The Basics of Whole Life Insurance

Let’s talk Whole Life Insurance.

Life insurance isn’t a one-size fits all kind of thing. There are a ton of different kinds of policies. And you want to make sure you get the one that’s right for you and your family.

In this article, we’ll cover one of the more common types of life insurance… whole life insurance. Let’s start at the beginning…

What is Whole Life Insurance?

Whole Life Insurance falls under the “permanent” life insurance banner. It’s a policy meant to provide you coverage for your entire life.

Whole life insurance pays out a “death benefit”. This means that, upon the policy holder’s death, the insurance will provide a payout for your beneficiaries.

A whole life insurance also has a savings component. This component accumulates a cash value which is supposed to build up for as long as your policy lasts. This is one of the most important elements of a whole life insurance.

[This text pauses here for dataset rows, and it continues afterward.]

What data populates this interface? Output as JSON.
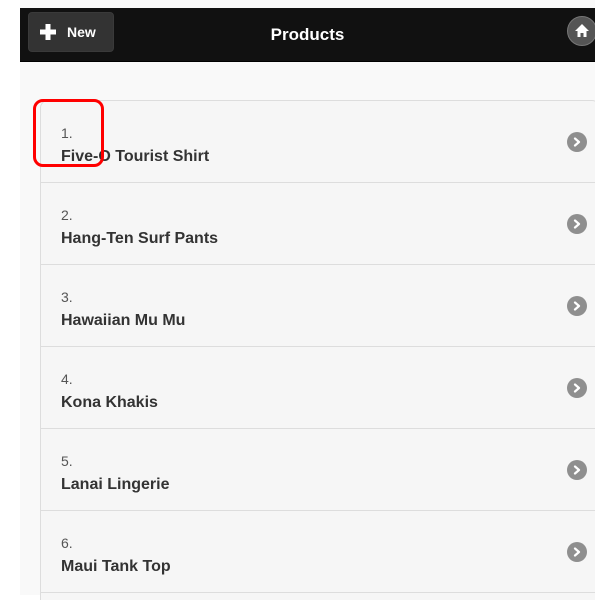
{
  "header": {
    "new_label": "New",
    "title": "Products",
    "new_icon": "plus-icon",
    "home_icon": "home-icon"
  },
  "products": [
    {
      "number": "1.",
      "name": "Five-O Tourist Shirt"
    },
    {
      "number": "2.",
      "name": "Hang-Ten Surf Pants"
    },
    {
      "number": "3.",
      "name": "Hawaiian Mu Mu"
    },
    {
      "number": "4.",
      "name": "Kona Khakis"
    },
    {
      "number": "5.",
      "name": "Lanai Lingerie"
    },
    {
      "number": "6.",
      "name": "Maui Tank Top"
    }
  ],
  "colors": {
    "header_bg": "#111111",
    "list_bg": "#f6f6f6",
    "highlight": "#ff0000",
    "arrow_icon": "#8f8f8f"
  }
}
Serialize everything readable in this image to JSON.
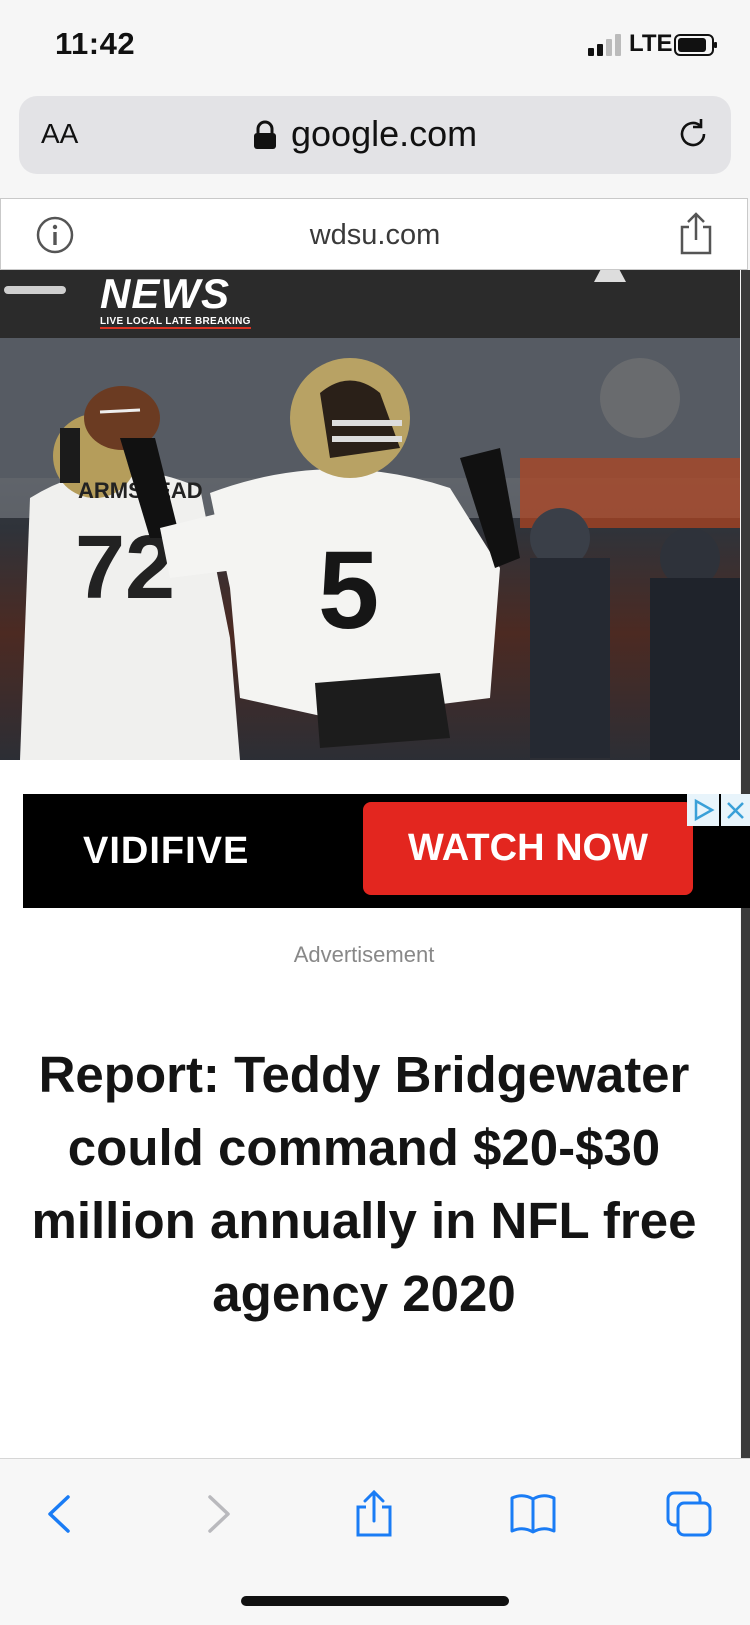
{
  "status_bar": {
    "time": "11:42",
    "network": "LTE"
  },
  "address_bar": {
    "text_size_label": "AA",
    "domain": "google.com"
  },
  "amp_bar": {
    "host": "wdsu.com"
  },
  "site_header": {
    "logo_text": "NEWS",
    "tagline": "LIVE LOCAL LATE BREAKING"
  },
  "ad": {
    "brand": "VIDIFIVE",
    "cta": "WATCH NOW",
    "label": "Advertisement"
  },
  "article": {
    "headline": "Report: Teddy Bridgewater could command $20-$30 million annually in NFL free agency 2020"
  },
  "hero_photo": {
    "jersey_number": "5",
    "teammate_name": "ARMSTEAD",
    "teammate_number": "72"
  },
  "toolbar": {
    "items": [
      "back",
      "forward",
      "share",
      "bookmarks",
      "tabs"
    ]
  },
  "colors": {
    "accent": "#1a7cf5",
    "ad_red": "#e3261f",
    "header_dark": "#2b2b2b"
  }
}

Your monthly premium depends a lot on how much of a death benefit and savings component you sign up for. And that premium doesn’t change over the course of the policy.

How Does It Work?

While life insurance policies are both insurance and an investment. More specifically, this type of policy gives you a guaranteed return on your investment.

Now, the premium you pay every month will be split by the insurance company. One part of your premium will go to the cash value account and the other covers the actual life insurance.

The first half of the premium is where insurance companies invest your money so it can bring back returns, thus, building your “cash value.”

In the first few years of your policy, a larger percentage will go to the cash value. As years progress, you age, and so does your insurance policy. This means that in the latter years, the insurance company will put more of your monthly premium towards your policy because the cost of insurance increases as you age.

Over time, your cash value will grow, it will not decrease in value unless you decide to borrow from the fund. However, insurance companies have what they call a “maturity age.”

A maturity age depends on each insurance company, but the most common is at 120 years old. If you live to be 120, you will get a check for your cash value. However, if you die before that, your cash value disappears and your family will get your death benefit.

So, since it is more likely that you won’t live till 120, how can you use your whole life insurance cash value?

Well, you can easily take out your cash value from your insurance company. You can tap into it any time you like. You can do this by doing one of the following options:

  • Taking out a loan against the cash value. If you choose to take out a loan on your insurance, you will still need to pay it back with interest. If you do not pay the loan, it is highly likely that the insurance company will deduct what you owe from your death benefit.
  • Surrender your policy. This is another option. You can cancel or surrender your policy once it has built up a cash value. The insurance company will give you a percentage of your policy’s cash value depending on what type of policy you have.

Is Whole Life Insurance for You?

With all of this in mind, you may be wondering if a whole life insurance is the best fit for you. We get it, it is not an easy decision, and there are a lot of factors to weigh in before you decide.

Think of it this way, if you are in need of long term insurance, and you want something to supplement your retirement savings, then yes, a whole life insurance can be a good option. And one that can provide you with some long-range financial flexibility.

Before you decide on getting whole life insurance, however, you need to map out your overall financial picture. Because once you decide to invest in a whole life policy, you need to be able to commit to it.

You need to understand every benefit and every limitation (such as high investing fees) so you know if you’re getting your money’s worth. It’s always a good idea to speak with a financial advisor or a financial professional to help you with these matters. And one that doesn’t get a commission from selling whole life policies.